TATE TOWNSHIP, OH (FOX19) - Maralah Rose-Asch returned home to her Tate Township neighborhood from a trip Monday and was not happy with what she saw. But federal and state authorities say it's a necessity if they are to keep the Asian Longhorned Beetle from spreading beyond Clermont County.
Rose-Asch told FOX19 that she and many of her neighbors understand the need to remove the 5,000 trees confirmed to be infested in the county. But they are adamantly opposed to the proposed removal of some 50,000 trees that are adjacent to the infested area, and are highly likely to become infested, according to USDA officials.
"It's extremely emotional. It impacts more than people. It impacts property values, and animals that live here. That's a problem. It will look like a devastated region," Rose-Asch said.
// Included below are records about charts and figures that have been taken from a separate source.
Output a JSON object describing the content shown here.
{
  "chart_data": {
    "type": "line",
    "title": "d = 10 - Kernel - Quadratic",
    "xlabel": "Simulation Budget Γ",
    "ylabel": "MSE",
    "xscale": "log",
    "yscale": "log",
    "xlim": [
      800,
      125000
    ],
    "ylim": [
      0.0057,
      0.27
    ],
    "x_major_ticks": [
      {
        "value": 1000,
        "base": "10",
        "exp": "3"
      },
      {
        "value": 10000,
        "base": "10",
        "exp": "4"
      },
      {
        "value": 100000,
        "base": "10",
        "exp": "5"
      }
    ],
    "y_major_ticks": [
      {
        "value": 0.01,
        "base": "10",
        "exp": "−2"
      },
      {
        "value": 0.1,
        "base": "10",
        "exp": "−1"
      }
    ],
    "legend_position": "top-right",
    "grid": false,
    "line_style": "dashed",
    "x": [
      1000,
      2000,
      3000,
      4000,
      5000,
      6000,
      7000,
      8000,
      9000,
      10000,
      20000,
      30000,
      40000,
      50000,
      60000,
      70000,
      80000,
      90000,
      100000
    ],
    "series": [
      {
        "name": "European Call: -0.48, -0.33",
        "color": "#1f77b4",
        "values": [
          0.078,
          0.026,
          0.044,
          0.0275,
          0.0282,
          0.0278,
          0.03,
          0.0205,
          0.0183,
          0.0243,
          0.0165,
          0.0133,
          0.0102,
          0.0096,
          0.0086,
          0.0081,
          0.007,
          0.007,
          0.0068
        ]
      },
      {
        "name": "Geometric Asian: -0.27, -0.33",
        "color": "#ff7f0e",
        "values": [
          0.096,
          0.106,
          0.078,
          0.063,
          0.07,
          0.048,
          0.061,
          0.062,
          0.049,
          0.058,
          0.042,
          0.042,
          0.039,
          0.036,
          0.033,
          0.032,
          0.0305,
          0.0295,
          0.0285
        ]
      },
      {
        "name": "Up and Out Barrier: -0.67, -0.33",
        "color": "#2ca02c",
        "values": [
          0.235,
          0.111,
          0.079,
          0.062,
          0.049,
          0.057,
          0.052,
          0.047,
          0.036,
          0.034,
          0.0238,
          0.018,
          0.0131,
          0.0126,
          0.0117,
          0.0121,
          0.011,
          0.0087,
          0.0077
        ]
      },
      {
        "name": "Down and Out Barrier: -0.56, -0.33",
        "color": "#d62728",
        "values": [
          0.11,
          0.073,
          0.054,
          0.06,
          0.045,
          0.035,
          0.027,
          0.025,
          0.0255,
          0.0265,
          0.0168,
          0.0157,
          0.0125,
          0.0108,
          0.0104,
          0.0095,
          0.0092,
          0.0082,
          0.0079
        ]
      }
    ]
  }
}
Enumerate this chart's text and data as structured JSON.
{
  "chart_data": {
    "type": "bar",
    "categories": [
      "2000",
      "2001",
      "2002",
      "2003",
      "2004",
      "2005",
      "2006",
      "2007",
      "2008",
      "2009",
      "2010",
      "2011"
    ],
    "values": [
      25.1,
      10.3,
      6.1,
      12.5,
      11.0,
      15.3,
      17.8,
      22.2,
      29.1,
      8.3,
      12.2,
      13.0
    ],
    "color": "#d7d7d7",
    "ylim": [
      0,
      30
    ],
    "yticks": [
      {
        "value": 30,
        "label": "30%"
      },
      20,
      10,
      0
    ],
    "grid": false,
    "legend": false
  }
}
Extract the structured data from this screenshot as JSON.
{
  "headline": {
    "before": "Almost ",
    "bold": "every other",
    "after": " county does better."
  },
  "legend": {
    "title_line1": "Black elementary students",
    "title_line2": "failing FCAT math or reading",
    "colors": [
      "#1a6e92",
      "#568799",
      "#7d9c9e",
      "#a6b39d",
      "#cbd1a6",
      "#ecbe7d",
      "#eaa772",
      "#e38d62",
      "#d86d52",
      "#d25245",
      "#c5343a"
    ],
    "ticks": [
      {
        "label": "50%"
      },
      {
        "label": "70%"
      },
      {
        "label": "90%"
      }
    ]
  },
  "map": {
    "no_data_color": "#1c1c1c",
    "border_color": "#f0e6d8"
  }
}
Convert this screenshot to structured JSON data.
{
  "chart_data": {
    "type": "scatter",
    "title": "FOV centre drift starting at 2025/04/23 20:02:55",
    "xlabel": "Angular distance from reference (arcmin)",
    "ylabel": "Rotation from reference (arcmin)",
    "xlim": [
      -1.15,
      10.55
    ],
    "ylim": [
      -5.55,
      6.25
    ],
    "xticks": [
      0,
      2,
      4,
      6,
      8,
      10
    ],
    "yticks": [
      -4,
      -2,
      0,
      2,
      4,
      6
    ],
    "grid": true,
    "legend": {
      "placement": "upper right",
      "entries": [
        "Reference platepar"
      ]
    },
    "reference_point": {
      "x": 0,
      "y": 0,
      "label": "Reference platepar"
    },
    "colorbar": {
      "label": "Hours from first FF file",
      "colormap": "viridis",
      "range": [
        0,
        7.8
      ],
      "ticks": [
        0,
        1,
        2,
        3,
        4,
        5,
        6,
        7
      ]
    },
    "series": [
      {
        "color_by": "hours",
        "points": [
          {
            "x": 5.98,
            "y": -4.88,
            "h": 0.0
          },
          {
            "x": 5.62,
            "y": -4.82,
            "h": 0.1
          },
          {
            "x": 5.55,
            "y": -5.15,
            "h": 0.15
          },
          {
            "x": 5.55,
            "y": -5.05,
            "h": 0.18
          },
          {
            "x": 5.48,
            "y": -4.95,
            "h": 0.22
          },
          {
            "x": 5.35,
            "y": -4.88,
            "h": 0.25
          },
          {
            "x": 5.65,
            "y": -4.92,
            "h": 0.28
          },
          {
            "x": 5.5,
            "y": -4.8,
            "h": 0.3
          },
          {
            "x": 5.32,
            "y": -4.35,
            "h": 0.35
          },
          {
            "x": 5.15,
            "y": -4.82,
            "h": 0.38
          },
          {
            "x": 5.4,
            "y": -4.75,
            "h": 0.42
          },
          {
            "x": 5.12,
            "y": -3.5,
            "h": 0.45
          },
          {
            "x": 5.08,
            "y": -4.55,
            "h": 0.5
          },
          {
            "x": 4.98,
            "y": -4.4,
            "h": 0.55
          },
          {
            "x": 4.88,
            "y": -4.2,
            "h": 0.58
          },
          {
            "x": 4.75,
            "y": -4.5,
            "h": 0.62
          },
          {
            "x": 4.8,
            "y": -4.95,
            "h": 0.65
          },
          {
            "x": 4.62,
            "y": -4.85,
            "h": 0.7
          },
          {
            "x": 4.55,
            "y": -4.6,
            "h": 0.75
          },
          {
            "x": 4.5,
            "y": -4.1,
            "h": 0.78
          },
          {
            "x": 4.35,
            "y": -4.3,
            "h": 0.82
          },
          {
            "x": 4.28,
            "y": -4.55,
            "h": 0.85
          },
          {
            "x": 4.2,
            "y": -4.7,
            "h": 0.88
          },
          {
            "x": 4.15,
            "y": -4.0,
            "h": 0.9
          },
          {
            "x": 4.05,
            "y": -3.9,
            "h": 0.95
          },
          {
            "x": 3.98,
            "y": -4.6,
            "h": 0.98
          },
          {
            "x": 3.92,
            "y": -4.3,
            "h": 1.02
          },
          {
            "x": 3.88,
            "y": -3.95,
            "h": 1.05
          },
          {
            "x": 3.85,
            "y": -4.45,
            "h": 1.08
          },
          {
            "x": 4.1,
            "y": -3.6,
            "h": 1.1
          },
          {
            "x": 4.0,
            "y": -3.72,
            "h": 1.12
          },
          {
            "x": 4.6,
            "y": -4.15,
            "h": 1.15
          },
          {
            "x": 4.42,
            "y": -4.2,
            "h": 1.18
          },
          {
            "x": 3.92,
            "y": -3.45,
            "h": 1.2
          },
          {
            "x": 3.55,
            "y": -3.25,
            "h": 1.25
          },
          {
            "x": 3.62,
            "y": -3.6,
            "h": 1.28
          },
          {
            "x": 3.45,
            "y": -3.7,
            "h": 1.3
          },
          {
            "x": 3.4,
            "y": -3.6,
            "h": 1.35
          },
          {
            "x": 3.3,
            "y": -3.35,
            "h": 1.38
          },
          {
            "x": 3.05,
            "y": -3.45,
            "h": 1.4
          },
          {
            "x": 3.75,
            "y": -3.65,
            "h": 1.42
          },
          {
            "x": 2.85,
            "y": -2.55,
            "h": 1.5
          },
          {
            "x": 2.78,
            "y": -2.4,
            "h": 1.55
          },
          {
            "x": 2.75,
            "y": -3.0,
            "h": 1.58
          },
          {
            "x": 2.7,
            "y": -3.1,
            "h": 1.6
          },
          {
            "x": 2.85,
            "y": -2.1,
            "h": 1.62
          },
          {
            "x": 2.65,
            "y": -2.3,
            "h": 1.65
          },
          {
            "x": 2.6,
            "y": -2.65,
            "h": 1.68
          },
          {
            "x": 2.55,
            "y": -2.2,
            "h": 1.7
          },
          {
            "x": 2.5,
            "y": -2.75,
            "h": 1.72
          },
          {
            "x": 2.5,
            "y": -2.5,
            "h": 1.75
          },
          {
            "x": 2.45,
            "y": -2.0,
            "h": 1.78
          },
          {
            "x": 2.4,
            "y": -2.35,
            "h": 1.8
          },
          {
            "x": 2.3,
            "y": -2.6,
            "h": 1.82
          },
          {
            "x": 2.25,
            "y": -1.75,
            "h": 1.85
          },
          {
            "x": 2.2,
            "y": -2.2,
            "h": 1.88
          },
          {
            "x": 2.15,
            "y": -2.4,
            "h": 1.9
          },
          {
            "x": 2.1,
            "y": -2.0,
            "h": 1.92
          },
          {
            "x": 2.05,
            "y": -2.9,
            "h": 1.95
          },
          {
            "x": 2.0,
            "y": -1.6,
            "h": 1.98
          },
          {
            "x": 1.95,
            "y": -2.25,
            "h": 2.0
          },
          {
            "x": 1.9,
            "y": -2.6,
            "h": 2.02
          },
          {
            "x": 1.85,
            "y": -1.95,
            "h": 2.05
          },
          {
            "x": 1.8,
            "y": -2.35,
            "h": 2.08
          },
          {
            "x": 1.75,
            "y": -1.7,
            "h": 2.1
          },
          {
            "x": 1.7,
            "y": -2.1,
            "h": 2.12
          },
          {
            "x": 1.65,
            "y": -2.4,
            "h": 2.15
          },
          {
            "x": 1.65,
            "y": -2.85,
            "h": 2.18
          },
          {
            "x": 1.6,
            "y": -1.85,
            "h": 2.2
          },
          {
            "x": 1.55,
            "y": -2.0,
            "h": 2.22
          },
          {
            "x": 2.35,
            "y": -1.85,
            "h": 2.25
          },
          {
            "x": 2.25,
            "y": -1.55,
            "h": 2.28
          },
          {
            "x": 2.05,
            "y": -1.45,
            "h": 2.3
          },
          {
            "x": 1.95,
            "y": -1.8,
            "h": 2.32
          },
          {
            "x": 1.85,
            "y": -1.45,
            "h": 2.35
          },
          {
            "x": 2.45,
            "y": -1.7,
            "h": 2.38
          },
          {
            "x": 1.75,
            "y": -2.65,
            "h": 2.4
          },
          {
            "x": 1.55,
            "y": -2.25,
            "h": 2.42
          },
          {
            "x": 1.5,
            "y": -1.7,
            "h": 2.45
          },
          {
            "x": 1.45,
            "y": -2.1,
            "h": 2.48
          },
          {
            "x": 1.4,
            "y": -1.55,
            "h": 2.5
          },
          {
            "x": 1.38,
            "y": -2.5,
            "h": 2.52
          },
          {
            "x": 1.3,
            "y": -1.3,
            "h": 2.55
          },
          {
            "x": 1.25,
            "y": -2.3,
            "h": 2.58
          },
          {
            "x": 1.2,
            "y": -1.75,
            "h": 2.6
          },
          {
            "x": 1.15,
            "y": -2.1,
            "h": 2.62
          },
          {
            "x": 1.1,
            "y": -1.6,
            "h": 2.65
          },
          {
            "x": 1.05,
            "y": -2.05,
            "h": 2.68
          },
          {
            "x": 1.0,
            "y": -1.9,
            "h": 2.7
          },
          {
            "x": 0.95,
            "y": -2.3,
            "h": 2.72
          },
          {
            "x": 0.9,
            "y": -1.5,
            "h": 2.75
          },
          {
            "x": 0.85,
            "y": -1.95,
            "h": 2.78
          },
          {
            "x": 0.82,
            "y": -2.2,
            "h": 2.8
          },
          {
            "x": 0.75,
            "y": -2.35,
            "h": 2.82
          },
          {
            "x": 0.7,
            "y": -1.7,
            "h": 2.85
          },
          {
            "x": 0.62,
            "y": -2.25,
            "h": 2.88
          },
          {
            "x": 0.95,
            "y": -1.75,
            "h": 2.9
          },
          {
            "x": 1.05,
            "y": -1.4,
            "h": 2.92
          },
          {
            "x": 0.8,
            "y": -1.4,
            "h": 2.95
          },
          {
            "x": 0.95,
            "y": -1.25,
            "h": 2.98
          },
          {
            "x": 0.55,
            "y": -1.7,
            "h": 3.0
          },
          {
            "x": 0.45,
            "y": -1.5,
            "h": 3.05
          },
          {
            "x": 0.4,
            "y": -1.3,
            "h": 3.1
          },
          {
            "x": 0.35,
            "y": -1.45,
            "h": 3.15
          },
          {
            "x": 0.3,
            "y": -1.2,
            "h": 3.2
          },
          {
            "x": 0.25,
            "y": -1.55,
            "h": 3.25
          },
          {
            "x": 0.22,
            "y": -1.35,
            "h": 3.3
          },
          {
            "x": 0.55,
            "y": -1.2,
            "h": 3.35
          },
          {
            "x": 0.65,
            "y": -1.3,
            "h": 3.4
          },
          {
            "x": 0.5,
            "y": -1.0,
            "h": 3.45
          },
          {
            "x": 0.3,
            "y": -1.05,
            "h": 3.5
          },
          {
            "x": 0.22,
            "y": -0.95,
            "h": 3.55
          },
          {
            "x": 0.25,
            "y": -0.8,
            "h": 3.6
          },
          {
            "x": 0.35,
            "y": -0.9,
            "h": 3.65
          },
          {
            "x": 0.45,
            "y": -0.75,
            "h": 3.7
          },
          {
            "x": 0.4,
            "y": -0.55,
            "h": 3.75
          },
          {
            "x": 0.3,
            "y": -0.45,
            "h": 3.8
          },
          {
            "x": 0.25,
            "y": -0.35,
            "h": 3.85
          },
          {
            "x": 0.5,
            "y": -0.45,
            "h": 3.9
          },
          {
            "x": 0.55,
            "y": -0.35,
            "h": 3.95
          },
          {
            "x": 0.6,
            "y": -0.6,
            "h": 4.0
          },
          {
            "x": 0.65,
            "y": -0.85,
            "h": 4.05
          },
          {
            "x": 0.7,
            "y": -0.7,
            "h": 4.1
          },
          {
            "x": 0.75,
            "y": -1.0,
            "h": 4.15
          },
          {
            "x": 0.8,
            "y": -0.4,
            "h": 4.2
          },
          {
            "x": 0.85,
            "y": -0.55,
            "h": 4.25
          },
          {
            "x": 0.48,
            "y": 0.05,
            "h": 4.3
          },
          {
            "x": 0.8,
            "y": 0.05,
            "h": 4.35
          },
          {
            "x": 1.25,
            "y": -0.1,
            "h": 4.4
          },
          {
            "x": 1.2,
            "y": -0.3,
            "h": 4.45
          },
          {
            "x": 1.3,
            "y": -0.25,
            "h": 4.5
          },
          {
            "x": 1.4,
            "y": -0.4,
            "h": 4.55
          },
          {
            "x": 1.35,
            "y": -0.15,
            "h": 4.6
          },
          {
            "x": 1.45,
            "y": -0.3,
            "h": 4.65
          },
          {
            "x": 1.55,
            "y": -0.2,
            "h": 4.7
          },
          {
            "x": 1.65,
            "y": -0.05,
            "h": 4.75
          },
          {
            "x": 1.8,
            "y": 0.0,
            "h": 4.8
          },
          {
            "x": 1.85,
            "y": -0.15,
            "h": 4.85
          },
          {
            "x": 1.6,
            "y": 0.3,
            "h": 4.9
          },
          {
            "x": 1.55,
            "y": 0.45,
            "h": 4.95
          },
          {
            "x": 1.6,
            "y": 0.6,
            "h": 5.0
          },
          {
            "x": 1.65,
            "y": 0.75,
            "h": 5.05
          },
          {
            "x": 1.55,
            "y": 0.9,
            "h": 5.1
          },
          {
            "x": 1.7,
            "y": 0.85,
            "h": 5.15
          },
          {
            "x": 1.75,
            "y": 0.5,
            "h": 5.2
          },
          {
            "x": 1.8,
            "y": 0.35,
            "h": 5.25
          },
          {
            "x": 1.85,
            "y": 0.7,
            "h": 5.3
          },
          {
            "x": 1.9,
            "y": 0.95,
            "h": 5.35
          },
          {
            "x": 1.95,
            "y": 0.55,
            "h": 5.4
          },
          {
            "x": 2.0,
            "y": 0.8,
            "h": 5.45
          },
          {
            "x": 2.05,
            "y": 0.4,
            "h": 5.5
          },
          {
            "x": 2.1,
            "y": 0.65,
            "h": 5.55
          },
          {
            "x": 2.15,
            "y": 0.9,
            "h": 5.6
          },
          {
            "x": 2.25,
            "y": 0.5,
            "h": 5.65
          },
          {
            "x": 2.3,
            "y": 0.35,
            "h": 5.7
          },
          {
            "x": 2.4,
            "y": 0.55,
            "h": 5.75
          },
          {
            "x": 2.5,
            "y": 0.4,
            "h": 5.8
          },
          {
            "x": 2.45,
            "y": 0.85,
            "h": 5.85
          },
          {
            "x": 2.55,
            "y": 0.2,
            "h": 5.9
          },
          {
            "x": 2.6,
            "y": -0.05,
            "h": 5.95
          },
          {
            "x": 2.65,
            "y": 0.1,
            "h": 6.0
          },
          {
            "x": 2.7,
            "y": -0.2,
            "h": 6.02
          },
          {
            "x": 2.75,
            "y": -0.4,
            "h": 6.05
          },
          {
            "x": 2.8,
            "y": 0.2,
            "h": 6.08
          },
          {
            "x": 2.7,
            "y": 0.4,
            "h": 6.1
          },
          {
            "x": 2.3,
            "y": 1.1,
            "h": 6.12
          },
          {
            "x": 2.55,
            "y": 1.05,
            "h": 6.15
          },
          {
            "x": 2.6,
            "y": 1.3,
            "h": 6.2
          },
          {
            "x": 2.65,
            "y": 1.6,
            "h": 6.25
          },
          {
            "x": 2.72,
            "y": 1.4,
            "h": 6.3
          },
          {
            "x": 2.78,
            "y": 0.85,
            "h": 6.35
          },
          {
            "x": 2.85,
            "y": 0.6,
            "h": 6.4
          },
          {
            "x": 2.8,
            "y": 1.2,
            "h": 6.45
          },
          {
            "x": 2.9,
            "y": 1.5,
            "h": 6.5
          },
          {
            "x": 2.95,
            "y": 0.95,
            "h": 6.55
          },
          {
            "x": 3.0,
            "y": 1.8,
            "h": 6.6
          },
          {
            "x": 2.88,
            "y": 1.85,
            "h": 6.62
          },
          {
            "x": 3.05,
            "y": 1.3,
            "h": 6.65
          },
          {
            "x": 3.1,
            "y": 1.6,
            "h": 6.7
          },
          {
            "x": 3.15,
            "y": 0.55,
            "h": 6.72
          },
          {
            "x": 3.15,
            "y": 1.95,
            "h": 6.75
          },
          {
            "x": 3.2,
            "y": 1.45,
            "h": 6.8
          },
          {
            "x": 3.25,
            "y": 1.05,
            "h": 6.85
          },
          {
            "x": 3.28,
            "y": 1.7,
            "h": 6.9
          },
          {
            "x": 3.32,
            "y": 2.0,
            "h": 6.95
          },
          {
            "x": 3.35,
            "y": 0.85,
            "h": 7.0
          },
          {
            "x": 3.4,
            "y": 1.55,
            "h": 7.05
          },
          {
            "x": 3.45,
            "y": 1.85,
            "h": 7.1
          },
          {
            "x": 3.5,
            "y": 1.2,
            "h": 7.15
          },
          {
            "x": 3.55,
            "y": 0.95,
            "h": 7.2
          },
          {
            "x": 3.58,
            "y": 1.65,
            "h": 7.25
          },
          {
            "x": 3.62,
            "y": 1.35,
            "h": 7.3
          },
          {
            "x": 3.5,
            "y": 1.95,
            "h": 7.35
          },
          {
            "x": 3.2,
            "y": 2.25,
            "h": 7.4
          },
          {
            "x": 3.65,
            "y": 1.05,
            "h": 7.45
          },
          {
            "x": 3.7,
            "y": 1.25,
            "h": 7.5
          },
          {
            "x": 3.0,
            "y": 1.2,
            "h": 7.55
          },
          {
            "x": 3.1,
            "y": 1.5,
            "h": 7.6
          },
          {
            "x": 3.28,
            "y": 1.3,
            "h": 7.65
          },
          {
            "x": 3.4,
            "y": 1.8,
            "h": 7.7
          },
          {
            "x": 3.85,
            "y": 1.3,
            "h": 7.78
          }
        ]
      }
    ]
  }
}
Christine Markham, who is the USDA's National Director of the ALB Eradication Program, says an environmental impact study of those at-risk trees is still ongoing, and must be completed before any decision is made about the removal of non-infested trees.
"Nowhere else in the state right now has the Asian Longhorned Beetle, and that's why we need to take decisive action in order to protect the natural resources of Ohio and thereby protecting thousands of jobs," said Dan Kenny, Agricultural administrator for the Ohio Department of Natural Resources. "We realize this is extremely difficult for the folks that are affected. This is the last thing that we would like to have to do. We work for the division of plant health. We believe in protecting trees. We don't like to cut down trees but this action is necessary to protect the resources of Ohio and the 87 other counties that don't have ALB."
Rose-Asch says many of the people in her neighborhood are concerned enough that they've banded together and contacted an attorney. She says if they are told that those at-risk trees are to be cut down, they will fight it in court.
The group wants the at-risk trees treated with a chemical pesticide that may keep the tree from becoming infested. Ohio Agriculture authorities say chemical treatment is simply not as effective.
FOX19 will continue to cover this story. Tree removal is expected to take several weeks.